Are keloids dangerous?
Keloids are harmless. However, they can cause cosmetic concerns, especially if they form on the exposed areas like chest and face. Sun exposure may discolor the scar tissue, making keloids appear darker than the surrounding skin. They can cause social and psychological distress.
How do I get rid of them?
A keloid scar may shrink over time but rarely disappears completely. Treatment is not necessary if you could live with a small scar which is tucked out of sight. However, if you are concerned, it can be treated.
Steroid injection is by far the most effective way of getting rid of keloids. Most keloids respond to injection of a steroid called triamcinolone into the scar. It is very safe, and pain is minimal. It can be done on the same day visit.
Injections are usually given once every 4 to 8 weeks until the keloids flatten. It takes some time for the keloid to respond to steroid injection. More than 1 injection is needed most of the time. Do note that the discolouration may not go away. Even the best results leave a mark that looks and feels different from the surrounding skin.
For those who dislike needles, laser treatment is available for keloid treatment. Laser treatment can reduce the pigmented colour of the keloid, but not very effective in shrinking the keloid.
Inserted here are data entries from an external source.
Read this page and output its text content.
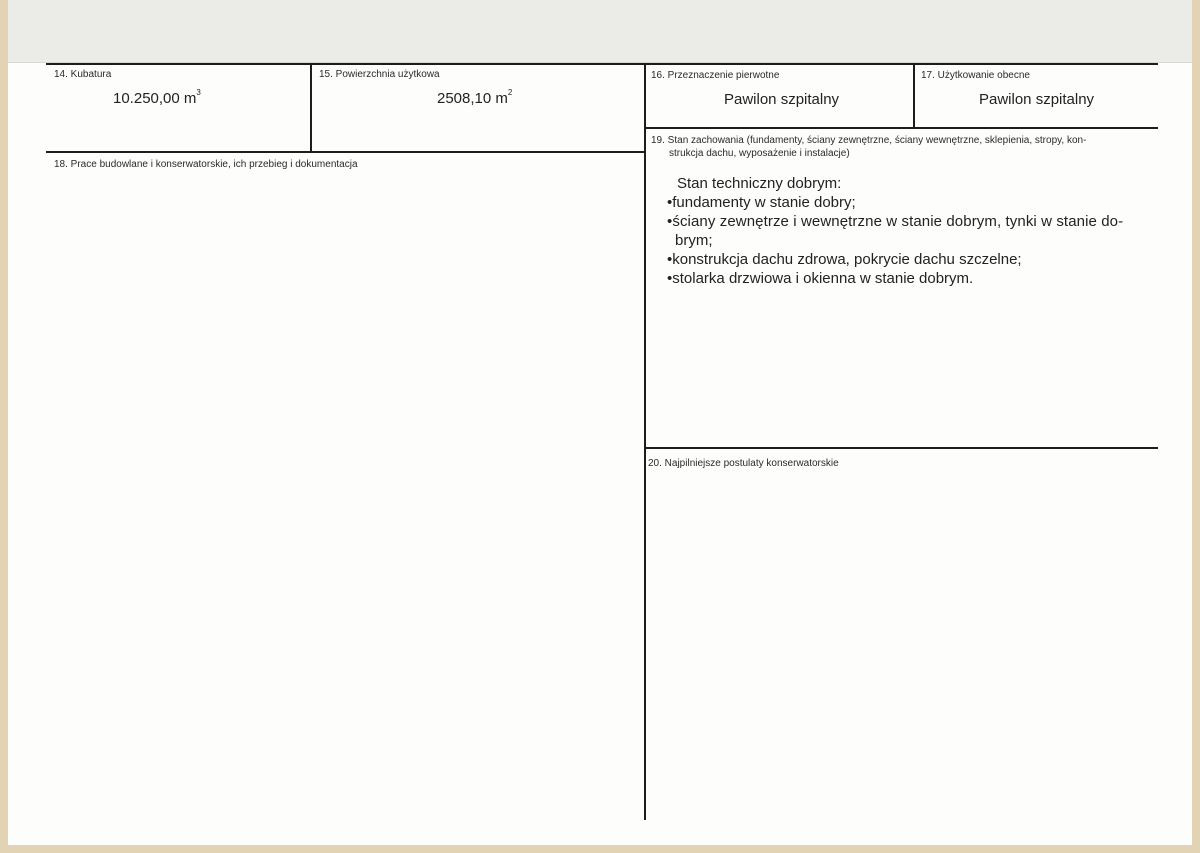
14. Kubatura
10.250,00 $m^3$
15. Powierzchnia użytkowa
2508,10 $m^2$
16. Przeznaczenie pierwotne
Pawilon szpitalny
17. Użytkowanie obecne
Pawilon szpitalny
18. Prace budowlane i konserwatorskie, ich przebieg i dokumentacja
19. Stan zachowania (fundamenty, ściany zewnętrzne, ściany wewnętrzne, sklepienia, stropy, kon-
strukcja dachu, wyposażenie i instalacje)
Stan techniczny dobrym:
•fundamenty w stanie dobry;
•ściany zewnętrze i wewnętrzne w stanie dobrym, tynki w stanie do-
brym;
•konstrukcja dachu zdrowa, pokrycie dachu szczelne;
•stolarka drzwiowa i okienna w stanie dobrym.
20. Najpilniejsze postulaty konserwatorskie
Nd:YAG lasers and pulsed dye lasers are usually used to give the best results whilst having few side effects. Several sessions are needed to give the desired results. Not all keloids respond well to laser treatment.
Cryotherapy is the use of cold liquid nitrogen to freeze the scar tissue. It can be used alone or in combination with other treatments especially steroid injections. However, it can cause pale areas at the site of treatment.
A dressing which applies pressure can be used. The dressing must be used for 12 to 24 hours a day for many weeks. Therefore, it is not ideal for keloids that appear on exposed areas. The efficacy is debatable.
This is risky. Removal by surgery can result in an even bigger scar if you already are prone to keloid formation. Therefore, a steroid injection or laser treatment is usually recommended.